Não faltaram opiniões divergentes na tertúlia que se seguiu à exibição do filme “Ganhar A Vida” (2000), de João Canijo. A película, que estabelece um retrato da comunidade emigrante portuguesa em França, foi apresentada esta quarta-feira à noite, no Cinema Batalha, naquela que foi a primeira sessão do Porto – Cidade do Cinema, uma iniciativa inserida na “Festa na Baixa”.

A discussão, moderada pela representante do Centro Nacional de Cultura (CNC), Cláudia Dias, contou com a participação do próprio realizador e do professor de cinema José Alexandre Cardoso Marques, mas estendeu-se até ao público. Reflexões sobre as comunidades emigrantes portuguesas e a “portugalidade” em geral dominaram o serão.

“Nós os portugueses não nos gostamos de ver”, disse Canijo, justificando o facto de nenhuma associação de emigrantes portugueses em França nunca o ter convidado para exibir “Ganhar A Vida”.

Cardoso Marques notou que, nos diálogos que teve com representantes de associações, estes afirmavam que o filme passava “uma imagem muito negativa” da comunidade. Algo que, especulou, podia encontrar explicação numa espécie de ressentimento por se tratar de um “cineasta de Lisboa” a retratar o dia-a-dia de emigrantes na França.

Foi o que bastou para que uma espectadora iniciasse, antes do previsto, a abertura do debate ao público. Declarando que viveu parte da sua vida em França, revelou que tinha visto “Ganhar A Vida” quando foi exibido, pela primeira vez, como telefilme. Uma obra “verosímil”, enfatizou.

João Canijo, por sua vez, afirmou que os emigrantes com quem falou se sentiram “retratados mas não depreciados” e que tentou atingir o “máximo de imersão possível” na comunidade. Cardoso Marques elogiou, ainda, “a cinematografia própria” de Caniijo.

A tertúlia foi precedida pela projecção de “Ganhar A Vida”, um filme que o CNC só tem disponível “em formato bruto”, confessou Cláudia Dias. Por isso, a meio do filme a sessão teve de ser interrompida “para mudar as bobinas”. “Até nisto estamos num evento cinéfilo”, gracejou a organizadora, que já antes tinha frisado que a iniciativa tinha como objectivo principal “recuperar a cinefilia no Porto”.

Em declarações ao JPN, Cláudia Dias que o objectivo é que o Porto – Cidade do Cinema não se fique por aqui, mas sim mantenha “uma actividade regular”. Apesar de o CNC ainda não ter nada planeado, a responsável detém uma convicção: “De concreto e definido há a certeza que vamos fazer mais.”

Novos projectos e Cannes

À conversa com o JPN, João Canijo revelou que os seus próximos projectos incluem “um filme já financiado” de cunho “mais ou menos social” sobre “a vida duma família de classe baixa num subúrbio da Amadora”.

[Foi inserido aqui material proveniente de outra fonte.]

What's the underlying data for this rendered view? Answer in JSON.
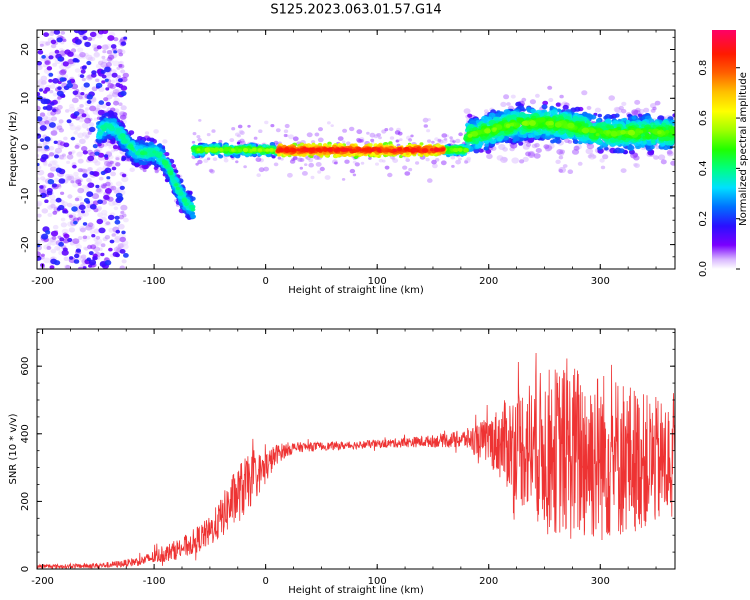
{
  "figure": {
    "title": "S125.2023.063.01.57.G14"
  },
  "chart_data": [
    {
      "type": "heatmap",
      "xlabel": "Height of straight line (km)",
      "ylabel": "Frequency (Hz)",
      "xlim": [
        -205,
        367
      ],
      "ylim": [
        -25,
        24
      ],
      "xticks": [
        -200,
        -100,
        0,
        100,
        200,
        300
      ],
      "yticks": [
        -20,
        -10,
        0,
        10,
        20
      ],
      "colorbar": {
        "label": "Normalized spectral amplitude",
        "range": [
          0,
          0.95
        ],
        "ticks": [
          0.0,
          0.2,
          0.4,
          0.6,
          0.8
        ],
        "colormap": "rainbow (purple to red)"
      },
      "features": [
        {
          "x_range": [
            -205,
            -125
          ],
          "description": "scattered low-amplitude noise over full frequency band"
        },
        {
          "x_range": [
            -150,
            -65
          ],
          "description": "arc descending from about +3 Hz to about -12 Hz"
        },
        {
          "x_range": [
            -65,
            180
          ],
          "description": "narrow band near 0 Hz, amplitude up to about 0.9"
        },
        {
          "x_range": [
            180,
            367
          ],
          "description": "broadened band 0 to +8 Hz with spread, amplitude 0.3-0.6"
        }
      ]
    },
    {
      "type": "line",
      "xlabel": "Height of straight line (km)",
      "ylabel": "SNR (10 * v/v)",
      "xlim": [
        -205,
        367
      ],
      "ylim": [
        0,
        710
      ],
      "xticks": [
        -200,
        -100,
        0,
        100,
        200,
        300
      ],
      "yticks": [
        0,
        200,
        400,
        600
      ],
      "color": "#ee3333",
      "series": [
        {
          "x": [
            -205,
            -180,
            -150,
            -130,
            -110,
            -90,
            -70,
            -50,
            -40,
            -30,
            -20,
            -10,
            0,
            10,
            20,
            30,
            50,
            70,
            100,
            130,
            160,
            180,
            200,
            220,
            240,
            260,
            280,
            300,
            320,
            340,
            367
          ],
          "values": [
            8,
            8,
            10,
            15,
            25,
            45,
            70,
            110,
            150,
            200,
            240,
            270,
            300,
            340,
            355,
            360,
            363,
            365,
            370,
            375,
            380,
            385,
            380,
            370,
            360,
            350,
            340,
            335,
            330,
            320,
            310
          ],
          "spread": [
            6,
            6,
            8,
            10,
            15,
            25,
            35,
            45,
            60,
            80,
            90,
            70,
            50,
            30,
            20,
            15,
            12,
            12,
            12,
            15,
            20,
            30,
            70,
            150,
            220,
            250,
            270,
            260,
            240,
            200,
            180
          ]
        }
      ]
    }
  ]
}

Para além disso, está a trabalhar também “num documentário” sobre “a passagem dos refugiados em Lisboa durante a Segunda Guerra Mundial”. No entanto, o realizador desconhece “qual será a forma final” do projecto, uma vez que este tem como base “a montagem de arquivos de imagem” e ainda não sabe o que existe nos arquivos a esse nível.

Questionado sobre a deslocação de seis realizadores portugueses a esta edição de Cannes, o realizador (que já participou duas vezes no evento) nota que “não é inédito” e que “muitas vezes estão quatro ou cinco realizadores portugueses” no festival. “Talvez porque por se fazerem tão poucos filmes em Portugal, estes são muito pessoais”, disse, em alusão ao espírito “de autor” do evento.